One thing we know, as battery technology continues to improve, charging will need to occur less and less often. If your EV gets 400-500 or more miles, the average person driving to work each day might go a couple of weeks or more between charges, if not longer. So it’s not like everyone is charging all the time. Also, we know most people will (do already) charge at home, at night when demand on the grid is lowest. Some EVs are experimenting with solar panels in roof, dash, etc, to increase range between charges. Other technological advances will come.
And certainly over time the grid will be upgraded. More transmission lines, more wind, solar, hydro, etc., less reliance on fossil fuels, making EVs even more “clean”. The will can find a way.
An EV-explosion is coming. They will be the nicest automobiles we have ever driven, and over time their zero tailpipe emissions will help our environment. They aren’t the end all be all solution to the climate issue, but they are a significant step in the right direction.
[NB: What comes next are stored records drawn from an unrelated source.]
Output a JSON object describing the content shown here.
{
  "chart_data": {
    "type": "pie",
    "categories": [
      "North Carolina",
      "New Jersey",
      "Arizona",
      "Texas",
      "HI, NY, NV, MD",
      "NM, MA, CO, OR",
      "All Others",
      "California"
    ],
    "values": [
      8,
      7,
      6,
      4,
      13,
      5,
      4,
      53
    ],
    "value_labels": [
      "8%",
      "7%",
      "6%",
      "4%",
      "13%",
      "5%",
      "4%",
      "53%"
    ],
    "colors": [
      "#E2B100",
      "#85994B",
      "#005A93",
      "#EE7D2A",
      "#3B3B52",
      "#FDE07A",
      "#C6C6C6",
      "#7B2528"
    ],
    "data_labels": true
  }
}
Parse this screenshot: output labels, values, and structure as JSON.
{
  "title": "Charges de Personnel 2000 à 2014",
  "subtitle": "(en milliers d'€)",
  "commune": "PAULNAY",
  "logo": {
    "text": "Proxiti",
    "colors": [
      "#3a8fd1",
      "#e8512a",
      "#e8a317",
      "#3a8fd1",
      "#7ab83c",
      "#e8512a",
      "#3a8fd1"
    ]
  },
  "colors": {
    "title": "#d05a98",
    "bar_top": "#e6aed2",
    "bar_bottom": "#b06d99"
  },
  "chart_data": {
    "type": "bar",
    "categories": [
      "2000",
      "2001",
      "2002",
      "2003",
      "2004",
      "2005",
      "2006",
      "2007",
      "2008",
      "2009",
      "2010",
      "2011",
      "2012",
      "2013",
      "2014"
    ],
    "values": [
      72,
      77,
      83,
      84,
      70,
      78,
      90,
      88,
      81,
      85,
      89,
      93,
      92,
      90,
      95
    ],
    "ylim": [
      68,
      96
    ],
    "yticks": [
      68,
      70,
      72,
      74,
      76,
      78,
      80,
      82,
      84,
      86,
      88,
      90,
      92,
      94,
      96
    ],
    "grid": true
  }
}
I read about a new environment issue with EVs. Due to their weight they will give off many more toxins from the tires wearing and releasing it into the air. Not only that but many parking garages will not be able to handle the extra weight. Some batteries are even using more iron so they don't need as much nickel and cobalt but they are even heavier.
I know you think this will be utopia but I wonder how many new issues arise we haven't even thought of?